The Omani banking law is notable in many ways, but the most discussed way is that it prohibits--with very few exceptions--the use of commodity murabaha (tawarruq) (CMT). The exceptions are narrow: an Islamic bank is permitted to use CMT if its "survival is genuinely threatened, or in case of a conventional bank's conversion into Islamic where no other alternative mechanism exists to convert part or all of its portfolio, as determined by the bank's SSB". Any use of the CMT requires Central Bank approval, which should be effective in limiting the times it is used. In any case, it cannot be rolled over and so it can only be used for three months.

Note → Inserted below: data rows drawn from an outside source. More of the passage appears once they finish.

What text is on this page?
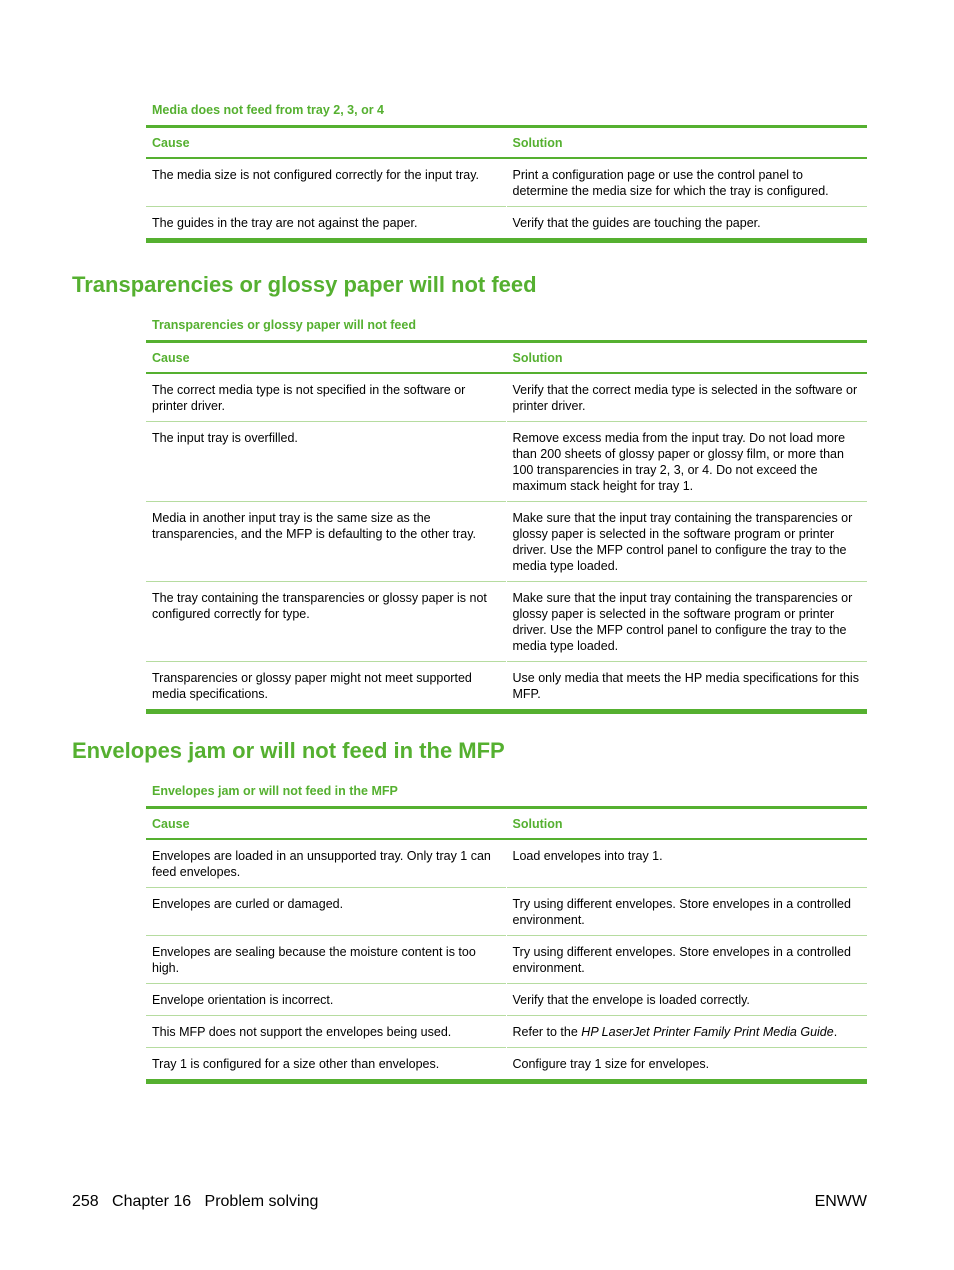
Media does not feed from tray 2, 3, or 4
Cause	Solution
The media size is not configured correctly for the input tray.	Print a configuration page or use the control panel to determine the media size for which the tray is configured.
The guides in the tray are not against the paper.	Verify that the guides are touching the paper.
Transparencies or glossy paper will not feed
Transparencies or glossy paper will not feed
Cause	Solution
The correct media type is not specified in the software or printer driver.	Verify that the correct media type is selected in the software or printer driver.
The input tray is overfilled.	Remove excess media from the input tray. Do not load more than 200 sheets of glossy paper or glossy film, or more than 100 transparencies in tray 2, 3, or 4. Do not exceed the maximum stack height for tray 1.
Media in another input tray is the same size as the transparencies, and the MFP is defaulting to the other tray.	Make sure that the input tray containing the transparencies or glossy paper is selected in the software program or printer driver. Use the MFP control panel to configure the tray to the media type loaded.
The tray containing the transparencies or glossy paper is not configured correctly for type.	Make sure that the input tray containing the transparencies or glossy paper is selected in the software program or printer driver. Use the MFP control panel to configure the tray to the media type loaded.
Transparencies or glossy paper might not meet supported media specifications.	Use only media that meets the HP media specifications for this MFP.
Envelopes jam or will not feed in the MFP
Envelopes jam or will not feed in the MFP
Cause	Solution
Envelopes are loaded in an unsupported tray. Only tray 1 can feed envelopes.	Load envelopes into tray 1.
Envelopes are curled or damaged.	Try using different envelopes. Store envelopes in a controlled environment.
Envelopes are sealing because the moisture content is too high.	Try using different envelopes. Store envelopes in a controlled environment.
Envelope orientation is incorrect.	Verify that the envelope is loaded correctly.
This MFP does not support the envelopes being used.	Refer to the HP LaserJet Printer Family Print Media Guide.
Tray 1 is configured for a size other than envelopes.	Configure tray 1 size for envelopes.
258   Chapter 16   Problem solving	ENWW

However, the concept of murabaha is usable, in particular, through sukuk. The Islamic banking law describes: "Murabaha Sukuk are certificates of equal value issued for the purpose of financing the purchase of goods through Murabaha, in which the certificate holders are granted ownership of the Murabaha commodity". The transaction has four steps:
1) The SPV set up by the company looking to finance the acquisition of a particular asset and issues sukuk certificates, selling them at par;
2) The SPV buys the asset needed by the company (the originator), using the proceeds of the sukuk issuance;
3) The SPV sells the asset to the originator in exchange for the commitment of the originator to pay their value, plus a fixed profit margin, with set payment terms;
4) The originator makes payments and when the final payment is made (either of the par value if it pays profit during the term of the sukuk or of the full cost plus profit amount) the proceeds are passed along to investors and the sukuk certificates are redeemed.
Nothing in the above description above varies from the typical structure used in murabaha sukuk (nor would it be expected since the rules require compliance with AAOIFI standards). However, what is not mentioned, and I cannot find in the rules, is whether there is approval of the purpose of the sukuk issuance.
What I mean here is that there is not a stipulated requirement that I can find for the murabaha sukuk to be approved by the central bank to determine whether it is a straight murabaha, or if the murabaha sukuk (or presumably any other murabaha financing) could be turned into a tawarruq. The law is pretty clear that CMT is prohibited for Islamic banks, so it would rule out this situation for Islamic banks (the Central Bank of Oman, in its capacity as regulator, would presumably review any murabaha undertaken by a bank to ensure it was not in violation of the prohibition of CMT).
However, it is unclear whether there would be oversight from the Capital Markets Authority (CMA), which would likely fill the role of regulator of any sukuk issuance by non-financial companies. I don't think the rules for sukuk are available yet from the Omani CMA and they may cover this, but from the searching through the Islamic banking law, the closest I can find is:
The funds raised through the issuance of Sukuk should be applied to investment in specified assets rather than for general unspecified purposes. This implies that identifiable assets should provide the basis for Sukuk.
Otherwise, what would be stopping a company in need of capital from issuing a sukuk to acquire 600 MT of nickel for $10 million and then in a separate transaction selling the nickel to realize $9.8 million in proceeds. Perhaps there would be a way for the CMA to target the issuer for failing to disclose accurately the reason for the sukuk (since it could not just be issued for 'general corporate purposes'). I would hope that there is some clarity when the CMA releases its guidelines for sukuk issuers that include some ex post review of the use of the assets to ensure that they are used for the stated purposes, but regardless it introduces some uncertainty.